と、最後は耳元でぼそぼそっと言われた。一気に顔に熱が集まる。

私は思わずドンッと彼の身体を押した。


彼はそれでもニヤニヤと笑っているだけだった。



「……じゃあ、な。世話になった。同化すれば俺は俺じゃなくなる。でも、おまえの優しさは忘れない」



一瞬寂しそうな表情をしたけど、すぐに戻していつまでもニコニコと笑っていた。本当に負の感情の塊なのかと疑うほどに。

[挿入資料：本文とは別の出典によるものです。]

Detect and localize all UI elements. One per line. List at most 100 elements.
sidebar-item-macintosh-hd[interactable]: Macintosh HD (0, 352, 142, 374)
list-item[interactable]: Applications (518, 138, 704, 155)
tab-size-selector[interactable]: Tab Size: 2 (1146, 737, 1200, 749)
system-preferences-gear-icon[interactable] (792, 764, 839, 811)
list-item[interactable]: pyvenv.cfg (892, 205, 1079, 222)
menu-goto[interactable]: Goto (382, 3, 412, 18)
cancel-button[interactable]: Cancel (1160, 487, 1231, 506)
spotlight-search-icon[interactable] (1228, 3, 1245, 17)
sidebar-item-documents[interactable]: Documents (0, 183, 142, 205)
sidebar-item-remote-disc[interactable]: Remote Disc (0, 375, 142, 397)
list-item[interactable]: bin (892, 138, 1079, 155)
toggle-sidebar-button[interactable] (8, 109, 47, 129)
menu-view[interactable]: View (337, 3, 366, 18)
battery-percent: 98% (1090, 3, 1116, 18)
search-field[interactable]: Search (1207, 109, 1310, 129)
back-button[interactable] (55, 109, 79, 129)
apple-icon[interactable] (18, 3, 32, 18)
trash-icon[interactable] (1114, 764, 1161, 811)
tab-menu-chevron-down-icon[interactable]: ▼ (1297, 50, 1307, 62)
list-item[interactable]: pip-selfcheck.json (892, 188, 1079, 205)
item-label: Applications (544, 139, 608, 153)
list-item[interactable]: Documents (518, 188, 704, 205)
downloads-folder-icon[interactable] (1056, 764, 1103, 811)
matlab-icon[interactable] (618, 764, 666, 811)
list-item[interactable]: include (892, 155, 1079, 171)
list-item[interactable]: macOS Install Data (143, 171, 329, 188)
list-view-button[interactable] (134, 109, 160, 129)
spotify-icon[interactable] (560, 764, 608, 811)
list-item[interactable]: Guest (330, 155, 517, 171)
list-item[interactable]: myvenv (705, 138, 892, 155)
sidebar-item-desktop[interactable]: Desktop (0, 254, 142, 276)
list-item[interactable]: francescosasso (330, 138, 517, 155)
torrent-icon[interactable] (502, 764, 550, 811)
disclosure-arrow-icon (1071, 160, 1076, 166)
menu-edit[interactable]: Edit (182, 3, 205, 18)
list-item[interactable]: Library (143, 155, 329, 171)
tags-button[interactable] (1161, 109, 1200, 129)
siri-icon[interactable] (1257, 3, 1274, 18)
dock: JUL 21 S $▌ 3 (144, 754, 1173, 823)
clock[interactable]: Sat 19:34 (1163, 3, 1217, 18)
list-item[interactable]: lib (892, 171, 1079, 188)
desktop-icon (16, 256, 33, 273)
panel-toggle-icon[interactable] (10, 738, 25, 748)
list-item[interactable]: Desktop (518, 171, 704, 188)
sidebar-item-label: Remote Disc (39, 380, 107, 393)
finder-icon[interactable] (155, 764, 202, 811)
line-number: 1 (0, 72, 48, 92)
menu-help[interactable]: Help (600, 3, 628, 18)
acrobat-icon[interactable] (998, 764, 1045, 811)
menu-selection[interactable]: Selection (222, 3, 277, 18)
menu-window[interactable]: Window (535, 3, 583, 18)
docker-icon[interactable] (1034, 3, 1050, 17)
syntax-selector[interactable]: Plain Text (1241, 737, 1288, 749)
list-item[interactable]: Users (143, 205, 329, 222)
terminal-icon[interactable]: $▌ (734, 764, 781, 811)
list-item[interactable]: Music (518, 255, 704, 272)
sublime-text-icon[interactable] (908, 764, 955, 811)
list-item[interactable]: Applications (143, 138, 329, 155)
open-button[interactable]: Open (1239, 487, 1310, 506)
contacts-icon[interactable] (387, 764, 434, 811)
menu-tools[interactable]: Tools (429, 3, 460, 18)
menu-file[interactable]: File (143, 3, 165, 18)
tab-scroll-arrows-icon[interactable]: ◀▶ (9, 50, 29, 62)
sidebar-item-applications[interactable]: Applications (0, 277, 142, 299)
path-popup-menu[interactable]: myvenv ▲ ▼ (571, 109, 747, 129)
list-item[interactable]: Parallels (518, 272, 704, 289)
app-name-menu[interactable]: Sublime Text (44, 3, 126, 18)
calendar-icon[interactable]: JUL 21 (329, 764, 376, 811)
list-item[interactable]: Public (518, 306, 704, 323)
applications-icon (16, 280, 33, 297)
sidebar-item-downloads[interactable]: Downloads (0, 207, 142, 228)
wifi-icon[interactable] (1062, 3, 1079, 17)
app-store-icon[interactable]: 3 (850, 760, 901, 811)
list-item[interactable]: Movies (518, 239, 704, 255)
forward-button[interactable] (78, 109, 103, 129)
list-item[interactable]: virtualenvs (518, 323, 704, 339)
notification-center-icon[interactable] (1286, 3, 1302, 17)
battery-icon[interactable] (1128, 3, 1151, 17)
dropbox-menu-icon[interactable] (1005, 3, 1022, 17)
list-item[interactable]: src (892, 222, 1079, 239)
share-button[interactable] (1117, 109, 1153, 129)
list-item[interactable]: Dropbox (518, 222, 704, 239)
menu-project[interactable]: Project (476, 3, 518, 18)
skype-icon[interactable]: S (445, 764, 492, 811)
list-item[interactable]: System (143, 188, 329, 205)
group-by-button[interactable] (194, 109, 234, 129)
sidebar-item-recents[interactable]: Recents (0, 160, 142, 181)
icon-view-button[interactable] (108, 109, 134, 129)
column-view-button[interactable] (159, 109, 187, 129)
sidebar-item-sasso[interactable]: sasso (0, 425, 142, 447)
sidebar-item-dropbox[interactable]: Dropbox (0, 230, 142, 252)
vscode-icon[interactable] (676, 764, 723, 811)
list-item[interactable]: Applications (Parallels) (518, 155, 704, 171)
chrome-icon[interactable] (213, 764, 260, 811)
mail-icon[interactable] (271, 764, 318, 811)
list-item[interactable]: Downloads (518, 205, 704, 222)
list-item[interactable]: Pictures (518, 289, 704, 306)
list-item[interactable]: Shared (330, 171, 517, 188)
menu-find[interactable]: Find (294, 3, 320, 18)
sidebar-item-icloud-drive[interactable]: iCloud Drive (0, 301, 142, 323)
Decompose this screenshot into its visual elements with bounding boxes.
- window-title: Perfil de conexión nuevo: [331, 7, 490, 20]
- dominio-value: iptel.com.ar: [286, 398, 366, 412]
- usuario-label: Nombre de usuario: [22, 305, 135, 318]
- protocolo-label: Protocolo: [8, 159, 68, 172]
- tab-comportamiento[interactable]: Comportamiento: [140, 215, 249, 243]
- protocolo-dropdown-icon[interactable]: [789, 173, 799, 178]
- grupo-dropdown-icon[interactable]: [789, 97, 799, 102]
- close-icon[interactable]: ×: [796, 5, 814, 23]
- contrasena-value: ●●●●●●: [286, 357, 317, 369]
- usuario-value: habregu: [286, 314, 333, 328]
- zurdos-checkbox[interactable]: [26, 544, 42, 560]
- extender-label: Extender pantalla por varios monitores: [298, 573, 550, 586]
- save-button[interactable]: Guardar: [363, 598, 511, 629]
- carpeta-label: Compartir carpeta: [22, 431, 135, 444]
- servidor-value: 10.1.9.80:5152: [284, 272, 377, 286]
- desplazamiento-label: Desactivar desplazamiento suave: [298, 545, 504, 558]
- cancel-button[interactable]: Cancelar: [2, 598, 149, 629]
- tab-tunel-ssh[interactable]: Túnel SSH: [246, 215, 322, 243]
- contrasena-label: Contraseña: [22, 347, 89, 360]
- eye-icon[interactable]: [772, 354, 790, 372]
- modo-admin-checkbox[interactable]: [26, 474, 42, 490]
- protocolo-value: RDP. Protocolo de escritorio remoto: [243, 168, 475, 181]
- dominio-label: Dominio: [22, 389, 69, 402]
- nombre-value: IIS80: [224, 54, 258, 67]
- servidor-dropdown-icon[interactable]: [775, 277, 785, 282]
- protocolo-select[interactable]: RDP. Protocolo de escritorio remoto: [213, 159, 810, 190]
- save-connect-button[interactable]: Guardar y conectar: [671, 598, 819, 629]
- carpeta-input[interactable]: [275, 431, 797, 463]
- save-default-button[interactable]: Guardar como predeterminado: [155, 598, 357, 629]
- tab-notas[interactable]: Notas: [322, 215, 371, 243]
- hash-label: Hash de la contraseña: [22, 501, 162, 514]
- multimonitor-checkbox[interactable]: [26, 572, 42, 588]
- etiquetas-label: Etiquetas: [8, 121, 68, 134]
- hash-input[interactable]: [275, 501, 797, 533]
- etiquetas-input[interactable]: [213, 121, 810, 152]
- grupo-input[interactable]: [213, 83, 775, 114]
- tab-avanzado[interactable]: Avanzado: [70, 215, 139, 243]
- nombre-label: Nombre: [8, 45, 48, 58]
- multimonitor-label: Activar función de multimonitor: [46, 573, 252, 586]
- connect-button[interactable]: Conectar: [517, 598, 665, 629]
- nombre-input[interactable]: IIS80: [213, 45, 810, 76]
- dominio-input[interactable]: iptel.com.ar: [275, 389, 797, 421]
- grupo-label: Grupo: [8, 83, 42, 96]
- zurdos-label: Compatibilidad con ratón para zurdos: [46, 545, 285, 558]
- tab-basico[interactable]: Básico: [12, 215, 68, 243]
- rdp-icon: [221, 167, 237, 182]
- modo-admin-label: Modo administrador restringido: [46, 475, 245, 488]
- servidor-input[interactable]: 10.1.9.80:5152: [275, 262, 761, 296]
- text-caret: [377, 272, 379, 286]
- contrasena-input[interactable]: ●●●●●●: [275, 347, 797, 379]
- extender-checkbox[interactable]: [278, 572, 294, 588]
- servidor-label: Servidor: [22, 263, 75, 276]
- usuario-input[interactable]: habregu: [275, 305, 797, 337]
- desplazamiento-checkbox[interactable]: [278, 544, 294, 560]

彼はマークさんに近づくと、手を彼の頭に乗せて目を閉じた。無表情に戻って、マークさんが離れてからもじっと動かなかった。

腕がだらりと下がっても微動だにしない。



「まさか……」

「な、なんですかロイさん」

「本当にキスがいるんじゃ……」

「キャー!……だろそこは。何絶句してやがる」



開いた口が塞がらないとはこのこと。冗談だとたかをくくっていたのに。まさか、本当に……?しないといけないの……?



「ギルさん気持ち悪いですよいきなり叫んで」

「シーナを代理してやったんだ。こいつの心ん中は今や暴れてるぜ?」

「というより、放心状態に近くないですか?」



おーい、とロイさんの手が目の前をひらひらと飛んでいてハッと我に返る。いけないいけない、現実逃避してた。



「じゃあ、あの……こっち見ないでください。するかしないかは別として、見ないでください……お願いします……」

「えー美味しいところを「はいはいダメですよ見ちゃ」

「……ちぇっ。だけど聞いてるからな「聞かないでください!耳塞いで!」

「……おー怖い。その手が怖い」

「逆らうと斬られますよ」




私が真っ赤な顔で柄に右手を添えると2人は苦笑して両手を上に挙げた。絶対に許さないんだから!


皆さんは私たちに背を向けて耳を塞いだ。ちびレンさんまで耳を塞いでくれていて、なんだか申し訳なく思ったけど前言撤回するつもりはない。


ちゃんと塞いでいるか確認した後、私はレンさんの方を向いた。

棒立ちになっているだけの彼が無防備すぎて笑えてくる。